In an ideal world, the baby's increasing needs and the mother's increasing supply of mature milk coincide and dovetail nicely, so that the baby's increasing daily needs are satisfied with whatever increased volume the new mother is producing on each consecutive day after the birth. However, nature---while miraculous and wonderful---does not always hit the mark with perfect timing in these early days. Many newborns' needs increase before the mother's volume of milk does, and as a result, they may appear fussy at the breast and may persistently feed in the early days post-partum, in an attempt to bring in the mature milk and increase its volume. In primitive societies, this is easily solved by handing the newborn baby off to a fully-lactating woman to get a full feeding. However, we no longer live in these times of "cross-nursing." Sometimes, when the gap is too big between a baby’s demands and his mother’s milk coming in, we need to supplement and have the new mother begin pumping to bring in the supply faster. This type of cluster-feeding is short-lived, and can easily be solved within the first week of nursing with some knowledgeable guidance.
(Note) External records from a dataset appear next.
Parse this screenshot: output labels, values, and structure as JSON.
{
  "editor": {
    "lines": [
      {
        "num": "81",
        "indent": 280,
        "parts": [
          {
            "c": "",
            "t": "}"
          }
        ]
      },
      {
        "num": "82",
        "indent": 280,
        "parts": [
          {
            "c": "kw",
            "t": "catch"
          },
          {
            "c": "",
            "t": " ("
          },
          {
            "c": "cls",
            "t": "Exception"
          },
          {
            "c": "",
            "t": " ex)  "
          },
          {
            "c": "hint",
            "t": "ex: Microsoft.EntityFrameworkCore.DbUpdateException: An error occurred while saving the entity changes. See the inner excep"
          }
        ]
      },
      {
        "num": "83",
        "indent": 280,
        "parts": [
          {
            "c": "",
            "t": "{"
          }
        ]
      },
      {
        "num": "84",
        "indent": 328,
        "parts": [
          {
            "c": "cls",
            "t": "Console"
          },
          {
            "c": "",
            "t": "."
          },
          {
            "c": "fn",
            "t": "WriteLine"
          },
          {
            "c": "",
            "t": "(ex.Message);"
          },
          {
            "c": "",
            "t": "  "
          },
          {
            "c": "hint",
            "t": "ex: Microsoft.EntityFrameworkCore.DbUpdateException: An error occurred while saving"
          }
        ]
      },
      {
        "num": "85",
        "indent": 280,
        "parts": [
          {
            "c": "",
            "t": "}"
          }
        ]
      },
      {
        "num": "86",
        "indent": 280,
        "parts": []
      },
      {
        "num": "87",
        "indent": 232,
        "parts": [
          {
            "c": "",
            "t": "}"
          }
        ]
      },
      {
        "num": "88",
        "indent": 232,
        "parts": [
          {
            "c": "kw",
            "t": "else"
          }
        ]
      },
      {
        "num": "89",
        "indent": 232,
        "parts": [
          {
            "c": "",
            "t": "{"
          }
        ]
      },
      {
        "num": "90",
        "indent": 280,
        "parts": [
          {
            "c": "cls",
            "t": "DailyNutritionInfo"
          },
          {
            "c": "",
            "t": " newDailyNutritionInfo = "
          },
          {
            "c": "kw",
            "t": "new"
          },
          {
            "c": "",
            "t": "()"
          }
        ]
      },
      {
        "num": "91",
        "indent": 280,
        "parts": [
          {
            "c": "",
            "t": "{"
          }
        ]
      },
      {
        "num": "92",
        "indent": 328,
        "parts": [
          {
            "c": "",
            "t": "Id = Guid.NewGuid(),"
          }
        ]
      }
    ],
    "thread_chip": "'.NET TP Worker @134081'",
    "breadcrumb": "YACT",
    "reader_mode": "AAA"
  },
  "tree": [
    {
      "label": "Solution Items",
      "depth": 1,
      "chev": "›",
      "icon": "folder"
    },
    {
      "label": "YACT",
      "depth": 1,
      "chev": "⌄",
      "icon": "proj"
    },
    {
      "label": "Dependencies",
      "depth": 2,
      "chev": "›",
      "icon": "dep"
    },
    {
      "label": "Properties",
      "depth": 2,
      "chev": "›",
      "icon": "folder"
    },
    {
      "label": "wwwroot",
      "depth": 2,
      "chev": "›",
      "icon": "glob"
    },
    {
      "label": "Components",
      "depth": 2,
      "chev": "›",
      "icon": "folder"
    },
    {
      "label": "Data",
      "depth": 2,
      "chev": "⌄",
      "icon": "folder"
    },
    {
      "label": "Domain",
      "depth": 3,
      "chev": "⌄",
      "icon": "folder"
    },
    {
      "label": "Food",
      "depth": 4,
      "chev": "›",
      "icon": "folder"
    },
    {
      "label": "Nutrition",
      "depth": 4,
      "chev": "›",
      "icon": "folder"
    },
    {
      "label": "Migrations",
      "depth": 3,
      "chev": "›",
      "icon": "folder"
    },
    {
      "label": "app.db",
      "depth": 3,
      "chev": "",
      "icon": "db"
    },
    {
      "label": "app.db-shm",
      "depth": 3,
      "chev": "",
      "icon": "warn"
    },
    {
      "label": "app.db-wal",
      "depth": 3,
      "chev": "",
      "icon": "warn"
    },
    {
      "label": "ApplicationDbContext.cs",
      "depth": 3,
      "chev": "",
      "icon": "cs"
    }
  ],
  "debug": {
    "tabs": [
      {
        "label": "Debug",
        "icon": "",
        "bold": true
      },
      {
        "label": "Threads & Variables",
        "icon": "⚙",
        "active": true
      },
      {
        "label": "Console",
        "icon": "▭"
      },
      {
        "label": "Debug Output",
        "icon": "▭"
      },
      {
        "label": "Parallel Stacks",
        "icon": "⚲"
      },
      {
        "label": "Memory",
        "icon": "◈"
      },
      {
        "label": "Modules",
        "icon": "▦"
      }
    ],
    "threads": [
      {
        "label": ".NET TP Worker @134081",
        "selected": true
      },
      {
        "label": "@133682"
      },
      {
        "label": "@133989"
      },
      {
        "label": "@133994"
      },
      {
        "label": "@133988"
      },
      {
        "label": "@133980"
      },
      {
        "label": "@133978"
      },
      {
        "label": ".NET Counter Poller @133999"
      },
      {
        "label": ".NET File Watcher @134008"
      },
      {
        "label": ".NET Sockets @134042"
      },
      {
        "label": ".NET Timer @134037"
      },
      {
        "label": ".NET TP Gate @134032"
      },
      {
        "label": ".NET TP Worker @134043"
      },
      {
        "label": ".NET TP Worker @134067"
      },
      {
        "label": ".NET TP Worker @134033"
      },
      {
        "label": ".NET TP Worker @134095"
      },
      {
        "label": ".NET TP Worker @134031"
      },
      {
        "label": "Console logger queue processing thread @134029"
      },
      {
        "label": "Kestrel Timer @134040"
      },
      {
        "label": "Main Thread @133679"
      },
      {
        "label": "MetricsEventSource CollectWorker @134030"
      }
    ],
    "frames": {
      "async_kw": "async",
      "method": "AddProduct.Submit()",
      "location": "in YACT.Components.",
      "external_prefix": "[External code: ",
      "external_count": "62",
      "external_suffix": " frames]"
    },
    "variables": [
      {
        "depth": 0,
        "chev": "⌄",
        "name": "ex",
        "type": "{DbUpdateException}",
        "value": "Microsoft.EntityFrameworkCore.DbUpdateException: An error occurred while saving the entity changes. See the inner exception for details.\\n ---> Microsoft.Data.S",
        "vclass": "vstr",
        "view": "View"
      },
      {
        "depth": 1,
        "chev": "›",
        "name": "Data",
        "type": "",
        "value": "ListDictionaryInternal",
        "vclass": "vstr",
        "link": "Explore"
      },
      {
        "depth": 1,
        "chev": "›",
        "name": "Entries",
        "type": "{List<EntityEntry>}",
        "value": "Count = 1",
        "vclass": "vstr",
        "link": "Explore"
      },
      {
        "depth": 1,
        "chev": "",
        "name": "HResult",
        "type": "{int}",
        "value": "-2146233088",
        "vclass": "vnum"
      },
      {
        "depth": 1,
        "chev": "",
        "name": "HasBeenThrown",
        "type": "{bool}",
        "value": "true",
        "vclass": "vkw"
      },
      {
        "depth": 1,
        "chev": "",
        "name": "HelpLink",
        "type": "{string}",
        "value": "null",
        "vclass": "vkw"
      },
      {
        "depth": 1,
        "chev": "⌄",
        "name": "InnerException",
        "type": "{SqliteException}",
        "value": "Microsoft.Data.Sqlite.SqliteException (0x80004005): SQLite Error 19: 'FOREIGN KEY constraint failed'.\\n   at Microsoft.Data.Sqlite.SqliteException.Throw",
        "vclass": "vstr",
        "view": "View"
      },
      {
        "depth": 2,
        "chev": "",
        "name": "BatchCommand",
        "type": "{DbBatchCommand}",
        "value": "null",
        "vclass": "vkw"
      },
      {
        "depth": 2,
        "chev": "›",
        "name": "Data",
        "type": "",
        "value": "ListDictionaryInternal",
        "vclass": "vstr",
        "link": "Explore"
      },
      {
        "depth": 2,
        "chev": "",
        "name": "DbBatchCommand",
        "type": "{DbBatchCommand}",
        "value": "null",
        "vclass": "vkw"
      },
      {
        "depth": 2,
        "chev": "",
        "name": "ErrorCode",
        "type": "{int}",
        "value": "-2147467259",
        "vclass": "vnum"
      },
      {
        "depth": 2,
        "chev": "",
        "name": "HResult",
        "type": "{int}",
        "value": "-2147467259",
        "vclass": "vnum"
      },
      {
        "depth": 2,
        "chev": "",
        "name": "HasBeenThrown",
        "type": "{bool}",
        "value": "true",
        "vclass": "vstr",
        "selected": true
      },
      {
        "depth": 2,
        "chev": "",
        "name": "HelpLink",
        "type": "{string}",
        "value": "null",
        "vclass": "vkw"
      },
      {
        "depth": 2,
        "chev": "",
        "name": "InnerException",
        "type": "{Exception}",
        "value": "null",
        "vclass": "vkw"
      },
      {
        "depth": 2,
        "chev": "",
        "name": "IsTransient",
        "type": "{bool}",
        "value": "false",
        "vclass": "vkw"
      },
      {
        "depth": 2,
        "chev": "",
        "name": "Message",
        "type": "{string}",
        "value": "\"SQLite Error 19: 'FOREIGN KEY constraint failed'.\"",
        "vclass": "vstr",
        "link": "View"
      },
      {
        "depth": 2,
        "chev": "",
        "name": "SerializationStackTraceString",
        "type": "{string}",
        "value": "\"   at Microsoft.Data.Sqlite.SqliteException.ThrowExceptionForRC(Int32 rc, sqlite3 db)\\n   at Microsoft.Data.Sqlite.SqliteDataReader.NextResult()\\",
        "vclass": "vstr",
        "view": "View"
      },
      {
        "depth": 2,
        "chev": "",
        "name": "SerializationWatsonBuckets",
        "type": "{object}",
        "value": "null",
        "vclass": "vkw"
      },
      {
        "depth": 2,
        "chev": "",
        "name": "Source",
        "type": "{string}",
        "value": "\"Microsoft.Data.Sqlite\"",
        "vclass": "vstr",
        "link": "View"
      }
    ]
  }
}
Once nursing is established---within the first couple of weeks of the baby's life---cluster feeding can crop up from time to time, even daily for certain periods. It is important to be informed about the difference between "normal" cluster feeding and problematic cluster feeding. What does it mean when we say, "once nursing is established"? Typically what this means is that the baby is capable of getting a full feeding from the breast (with no supplement needed), that he is having plenty of stools and wet diapers a day, is gaining weight and---in general---is giving the new mother discreet breaks between feedings; that is to say, each feeding has a beginning, a duration and---most importantly---an end. When nursing is properly established according to these guidelines, there will be occasional periods of persistent feeding (where you can't "put the baby down" and he seems to constantly be at the breast), which typically occur from 4:00 pm onwards.
If the baby persistently feeds around the clock and is fussy at the breast constantly, this may indicate that he is not able to access a full feeding at the breast. It is important to take note of the frequency of these cluster feeding periods so that you can determine if they are an early sign of a breastfeeding problem, or within the norm of young infant behavior. If you sense that the baby is not getting enough at each feeding, consult with your pediatrician or a local Board Certified lactation Consultant for a care plan.
New fathers can help mothers tremendously during normal periods of cluster feeding; holding the baby, walking with him and trying to soothe him between feedings or giving a bottle if the feeding has been going on for hours, are all valuable contributions that a new father can offer to help give mom a break. If a bottle is given, the mother just needs to make sure that she pumps to drain the breasts for that particular feeding. Remember to cherish these early weeks and months; although they may be trying, they are ultimately short-lived and transient.